NASA Plans Rescue Mission for Falling Telescope

By Gayane Tadevosyan
·1 min read

NASA is preparing an unprecedented mission to save the Swift Observatory, a space telescope that has been studying the universe since 2004 but is now losing altitude faster than expected.


The telescope, which specializes in detecting powerful gamma-ray bursts, has been gradually descending due to atmospheric drag intensified by increased solar activity. Without intervention, it could reenter Earth’s atmosphere and burn up.


To prevent that outcome, NASA plans to launch a commercial robotic spacecraft later this month that will rendezvous with Swift, capture it, and boost it into a higher orbit.

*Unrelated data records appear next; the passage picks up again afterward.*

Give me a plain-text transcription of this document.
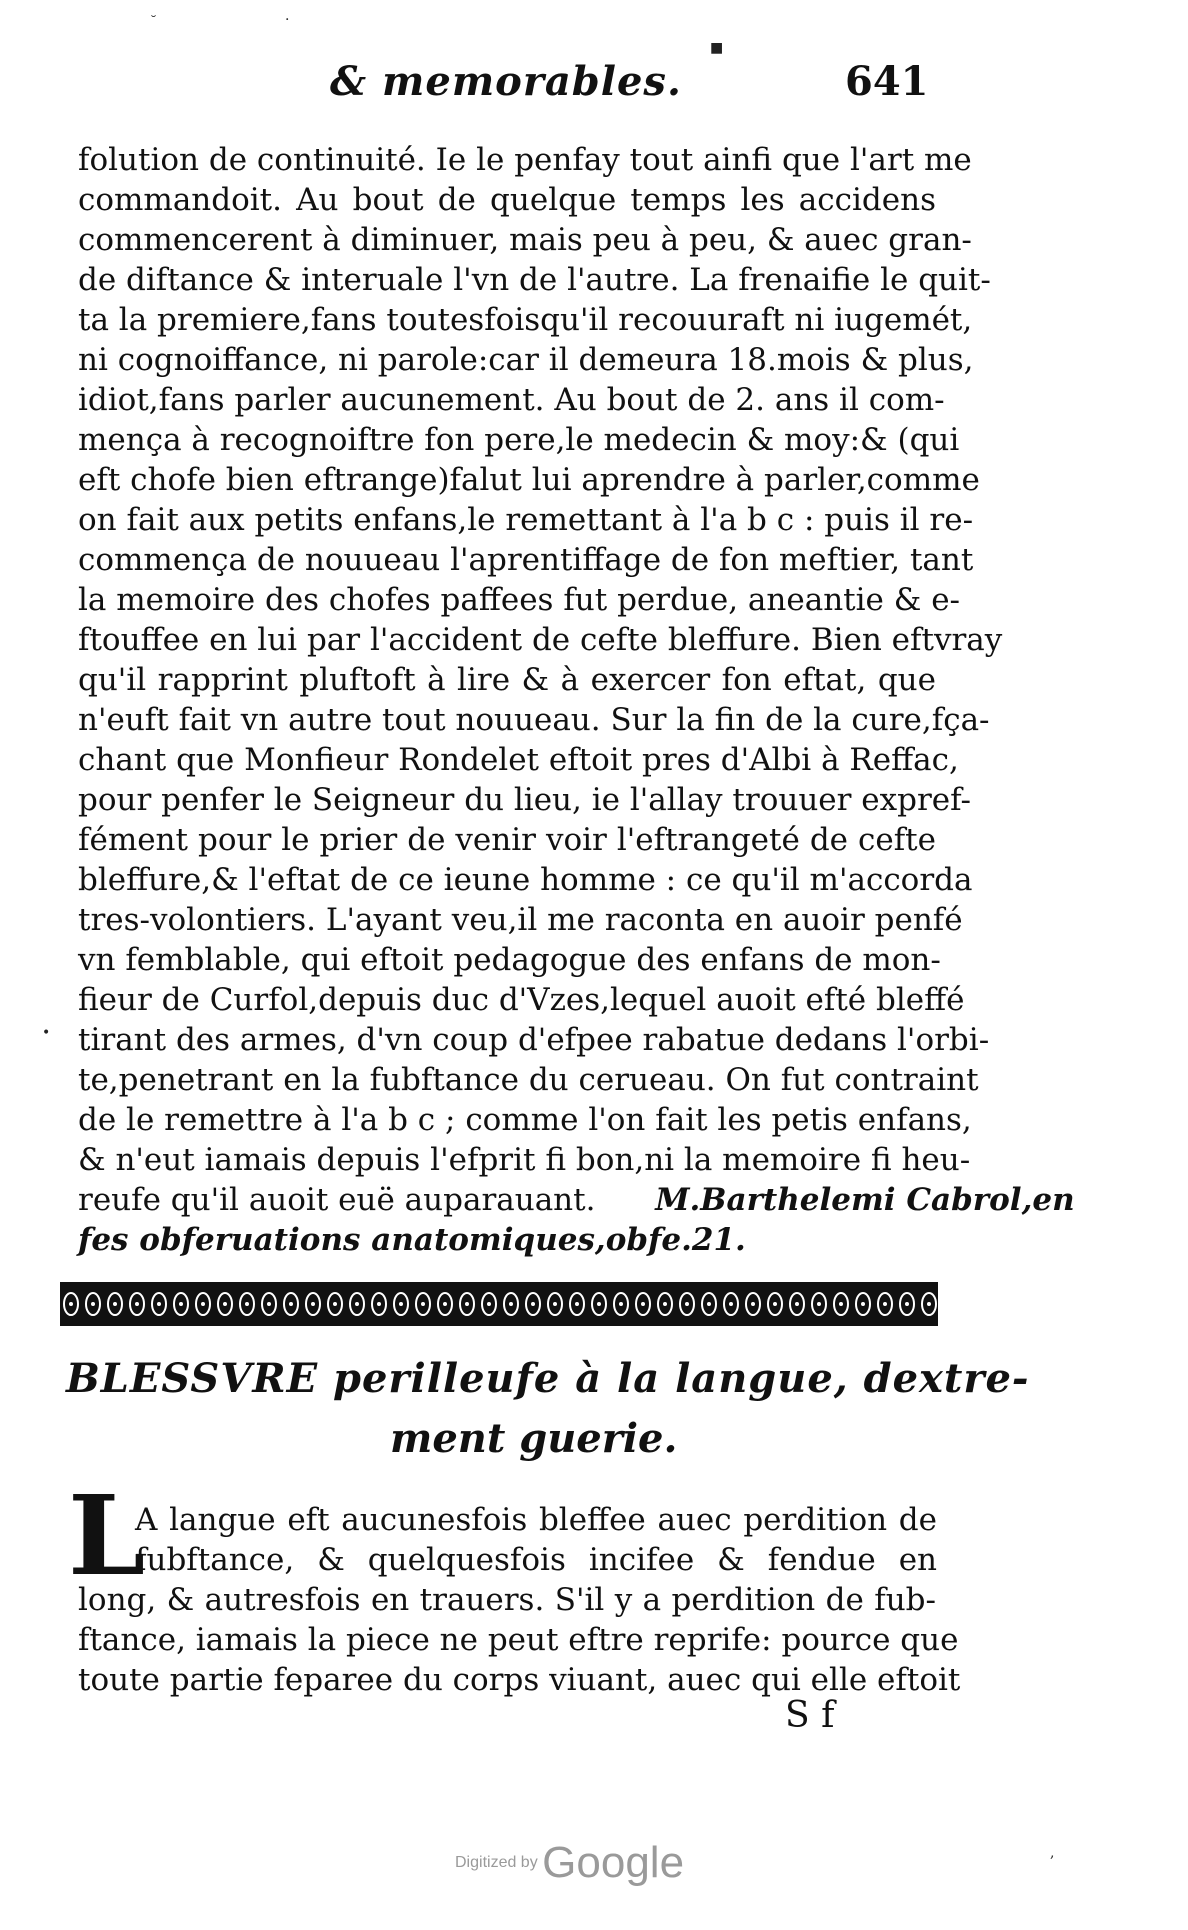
& memorables.	641
folution de continuité. Ie le penfay tout ainfi que l'art me
commandoit. Au bout de quelque temps les accidens
commencerent à diminuer, mais peu à peu, & auec gran-
de diftance & interuale l'vn de l'autre. La frenaifie le quit-
ta la premiere,fans toutesfoisqu'il recouuraft ni iugemét,
ni cognoiffance, ni parole:car il demeura 18.mois & plus,
idiot,fans parler aucunement. Au bout de 2. ans il com-
mença à recognoiftre fon pere,le medecin & moy:& (qui
eft chofe bien eftrange)falut lui aprendre à parler,comme
on fait aux petits enfans,le remettant à l'a b c : puis il re-
commença de nouueau l'aprentiffage de fon meftier, tant
la memoire des chofes paffees fut perdue, aneantie & e-
ftouffee en lui par l'accident de cefte bleffure. Bien eftvray
qu'il rapprint pluftoft à lire & à exercer fon eftat, que
n'euft fait vn autre tout nouueau. Sur la fin de la cure,fça-
chant que Monfieur Rondelet eftoit pres d'Albi à Reffac,
pour penfer le Seigneur du lieu, ie l'allay trouuer expref-
fément pour le prier de venir voir l'eftrangeté de cefte
bleffure,& l'eftat de ce ieune homme : ce qu'il m'accorda
tres-volontiers. L'ayant veu,il me raconta en auoir penfé
vn femblable, qui eftoit pedagogue des enfans de mon-
fieur de Curfol,depuis duc d'Vzes,lequel auoit efté bleffé
tirant des armes, d'vn coup d'efpee rabatue dedans l'orbi-
te,penetrant en la fubftance du cerueau. On fut contraint
de le remettre à l'a b c ; comme l'on fait les petis enfans,
& n'eut iamais depuis l'efprit fi bon,ni la memoire fi heu-
reufe qu'il auoit euë auparauant. M.Barthelemi Cabrol,en
fes obferuations anatomiques,obfe.21.
BLESSVRE perilleufe à la langue, dextre-
ment guerie.
L
A langue eft aucunesfois bleffee auec perdition de
fubftance, & quelquesfois incifee & fendue en
long, & autresfois en trauers. S'il y a perdition de fub-
ftance, iamais la piece ne peut eftre reprife: pource que
toute partie feparee du corps viuant, auec qui elle eftoit
S f
Digitized by Google
˘	·
■
•
,
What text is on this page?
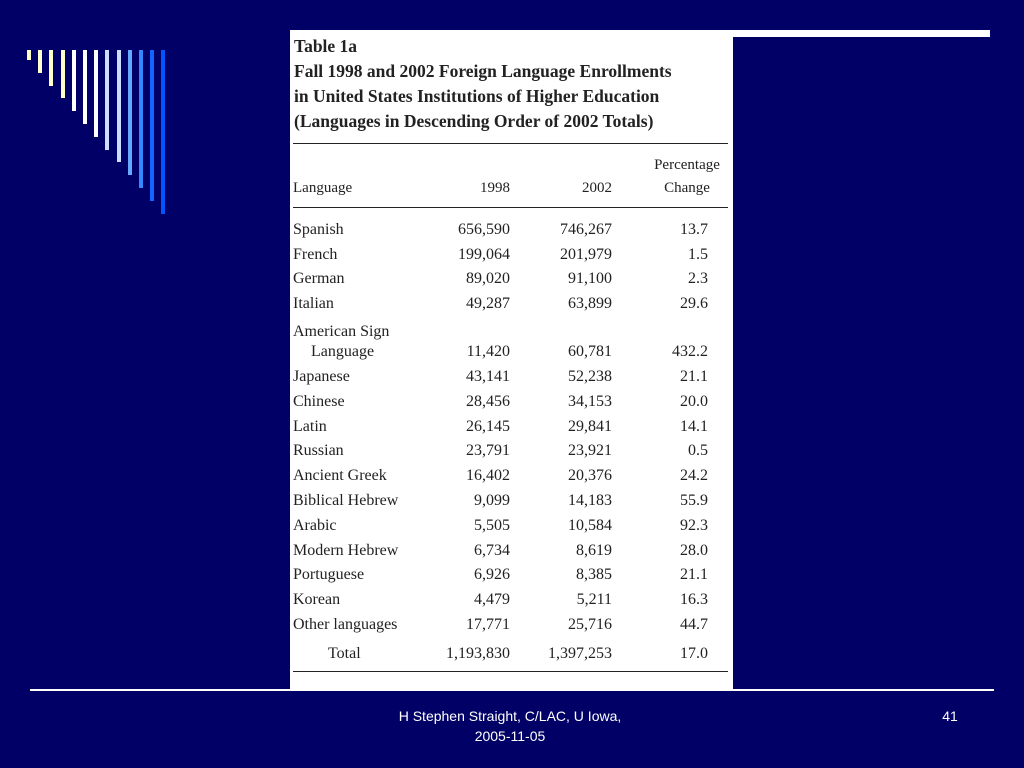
Table 1a
Fall 1998 and 2002 Foreign Language Enrollments
in United States Institutions of Higher Education
(Languages in Descending Order of 2002 Totals)
Language	1998	2002
Percentage
Change
Spanish	656,590	746,267	13.7
French	199,064	201,979	1.5
German	89,020	91,100	2.3
Italian	49,287	63,899	29.6
American Sign
Language	11,420	60,781	432.2
Japanese	43,141	52,238	21.1
Chinese	28,456	34,153	20.0
Latin	26,145	29,841	14.1
Russian	23,791	23,921	0.5
Ancient Greek	16,402	20,376	24.2
Biblical Hebrew	9,099	14,183	55.9
Arabic	5,505	10,584	92.3
Modern Hebrew	6,734	8,619	28.0
Portuguese	6,926	8,385	21.1
Korean	4,479	5,211	16.3
Other languages	17,771	25,716	44.7
Total	1,193,830 1,397,253	17.0
H Stephen Straight, C/LAC, U Iowa,
2005-11-05
41
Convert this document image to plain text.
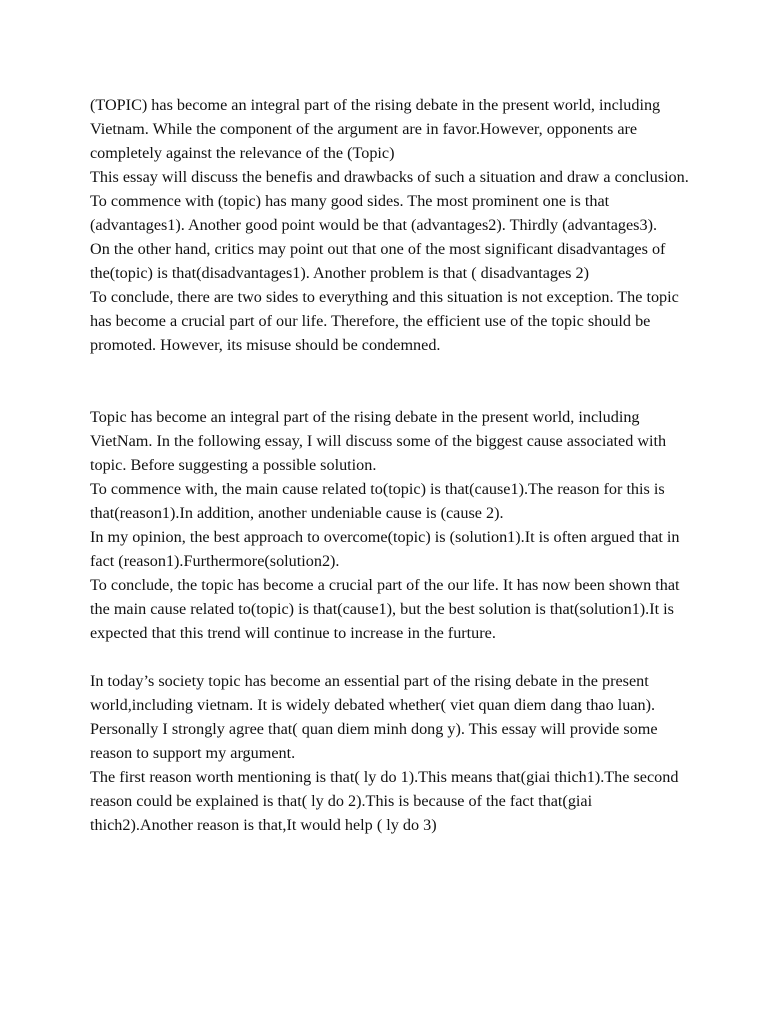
(TOPIC) has become an integral part of the rising debate in the present world, including Vietnam. While the component of the argument are in favor.However, opponents are completely against the relevance of the (Topic)

This essay will discuss the benefis and drawbacks of such a situation and draw a conclusion.

To commence with (topic) has many good sides. The most prominent one is that (advantages1). Another good point would be that (advantages2). Thirdly (advantages3).

On the other hand, critics may point out that one of the most significant disadvantages of the(topic) is that(disadvantages1). Another problem is that ( disadvantages 2)

To conclude, there are two sides to everything and this situation is not exception. The topic has become a crucial part of our life. Therefore, the efficient use of the topic should be promoted. However, its misuse should be condemned.

Topic has become an integral part of the rising debate in the present world, including VietNam. In the following essay, I will discuss some of the biggest cause associated with topic. Before suggesting a possible solution.

To commence with, the main cause related to(topic) is that(cause1).The reason for this is that(reason1).In addition, another undeniable cause is (cause 2).

In my opinion, the best approach to overcome(topic) is (solution1).It is often argued that in fact (reason1).Furthermore(solution2).

To conclude, the topic has become a crucial part of the our life. It has now been shown that the main cause related to(topic) is that(cause1), but the best solution is that(solution1).It is expected that this trend will continue to increase in the furture.

In today’s society topic has become an essential part of the rising debate in the present world,including vietnam. It is widely debated whether( viet quan diem dang thao luan). Personally I strongly agree that( quan diem minh dong y). This essay will provide some reason to support my argument.

The first reason worth mentioning is that( ly do 1).This means that(giai thich1).The second reason could be explained is that( ly do 2).This is because of the fact that(giai thich2).Another reason is that,It would help ( ly do 3)
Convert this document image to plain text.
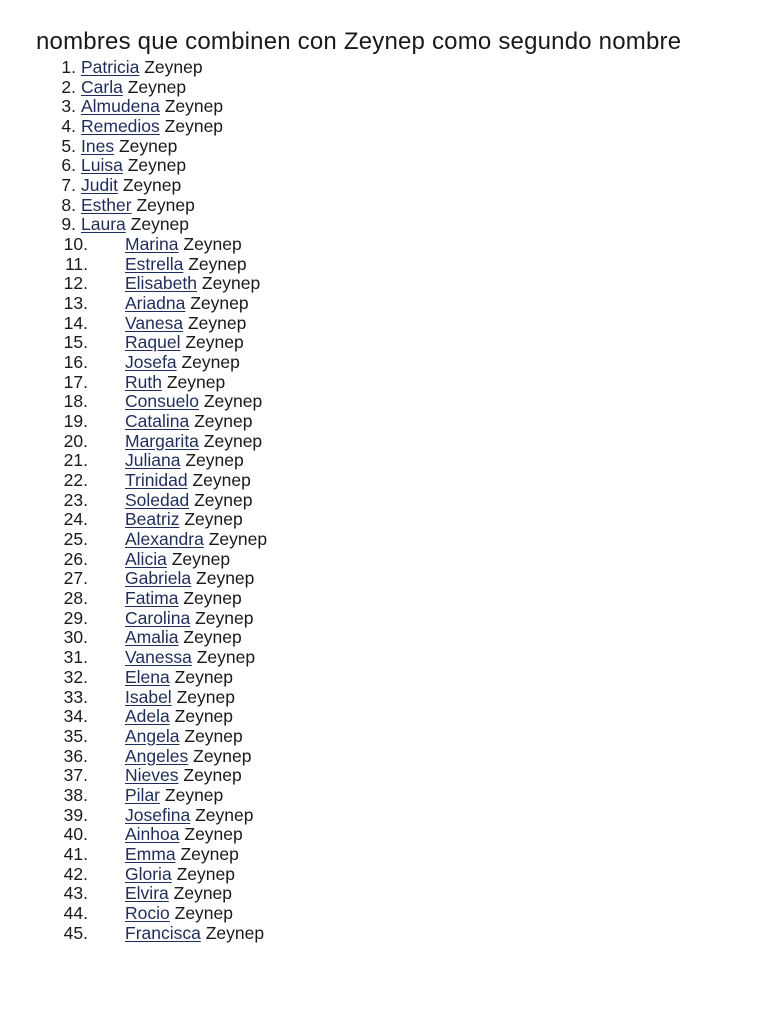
nombres que combinen con Zeynep como segundo nombre
1. Patricia Zeynep
2. Carla Zeynep
3. Almudena Zeynep
4. Remedios Zeynep
5. Ines Zeynep
6. Luisa Zeynep
7. Judit Zeynep
8. Esther Zeynep
9. Laura Zeynep
10. Marina Zeynep
11. Estrella Zeynep
12. Elisabeth Zeynep
13. Ariadna Zeynep
14. Vanesa Zeynep
15. Raquel Zeynep
16. Josefa Zeynep
17. Ruth Zeynep
18. Consuelo Zeynep
19. Catalina Zeynep
20. Margarita Zeynep
21. Juliana Zeynep
22. Trinidad Zeynep
23. Soledad Zeynep
24. Beatriz Zeynep
25. Alexandra Zeynep
26. Alicia Zeynep
27. Gabriela Zeynep
28. Fatima Zeynep
29. Carolina Zeynep
30. Amalia Zeynep
31. Vanessa Zeynep
32. Elena Zeynep
33. Isabel Zeynep
34. Adela Zeynep
35. Angela Zeynep
36. Angeles Zeynep
37. Nieves Zeynep
38. Pilar Zeynep
39. Josefina Zeynep
40. Ainhoa Zeynep
41. Emma Zeynep
42. Gloria Zeynep
43. Elvira Zeynep
44. Rocio Zeynep
45. Francisca Zeynep
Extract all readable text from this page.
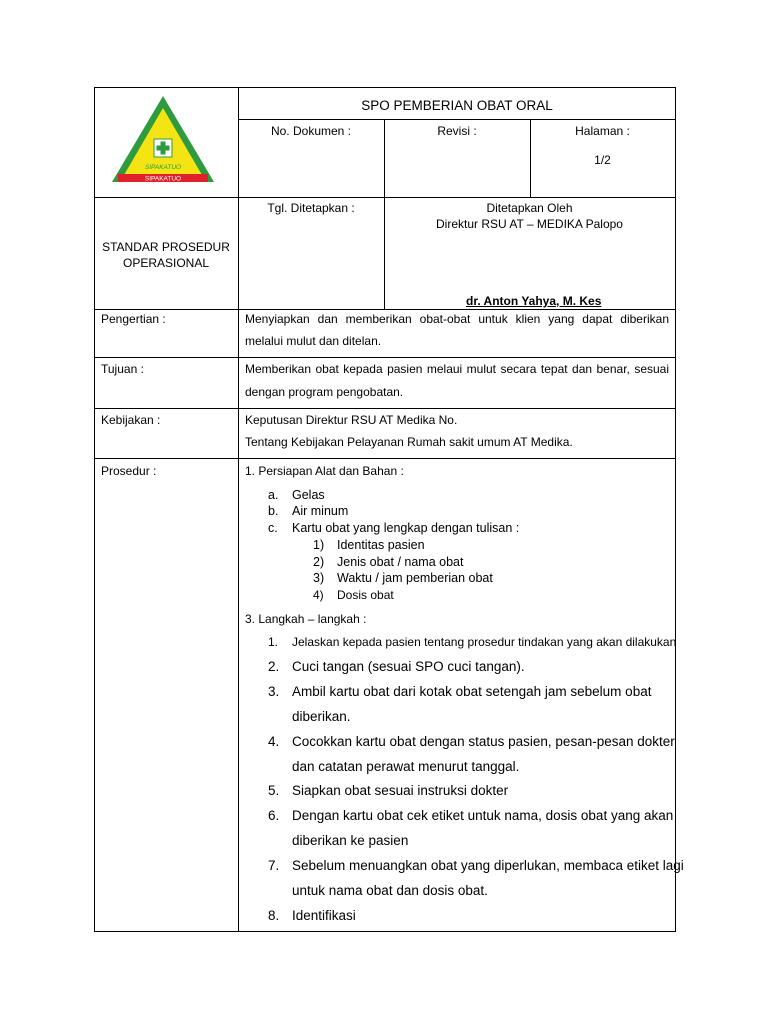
SIPAKATUO
SIPAKATUO
SPO PEMBERIAN OBAT ORAL
No. Dokumen :	Revisi :	Halaman :
1/2
STANDAR PROSEDUR
OPERASIONAL
Tgl. Ditetapkan :	Ditetapkan Oleh
Direktur RSU AT – MEDIKA Palopo
dr. Anton Yahya, M. Kes
Pengertian :	Menyiapkan dan memberikan obat-obat untuk klien yang dapat diberikan
melalui mulut dan ditelan.
Tujuan :	Memberikan obat kepada pasien melaui mulut secara tepat dan benar, sesuai
dengan program pengobatan.
Kebijakan :	Keputusan Direktur RSU AT Medika No.
Tentang Kebijakan Pelayanan Rumah sakit umum AT Medika.
Prosedur :	1. Persiapan Alat dan Bahan :
a. Gelas
b. Air minum
c. Kartu obat yang lengkap dengan tulisan :
1) Identitas pasien
2) Jenis obat / nama obat
3) Waktu / jam pemberian obat
4) Dosis obat
3. Langkah – langkah :
1. Jelaskan kepada pasien tentang prosedur tindakan yang akan dilakukan
2. Cuci tangan (sesuai SPO cuci tangan).
3. Ambil kartu obat dari kotak obat setengah jam sebelum obat
diberikan.
4. Cocokkan kartu obat dengan status pasien, pesan-pesan dokter
dan catatan perawat menurut tanggal.
5. Siapkan obat sesuai instruksi dokter
6. Dengan kartu obat cek etiket untuk nama, dosis obat yang akan
diberikan ke pasien
7. Sebelum menuangkan obat yang diperlukan, membaca etiket lagi
untuk nama obat dan dosis obat.
8. Identifikasi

If successful, the mission would become the first time a commercial spacecraft has rescued a government satellite that was never designed to be serviced in space.


Arizona-based Katalyst Space developed the rescue vehicle, called LINK, in less than a year under a $30 million NASA contract. The spacecraft features a custom capture system designed to attach to Swift without damaging its instruments.


The mission is scheduled to launch aboard a Northrop Grumman Pegasus XL rocket later in June and could extend Swift’s operational life by several years while demonstrating a new approach to servicing aging satellites in orbit.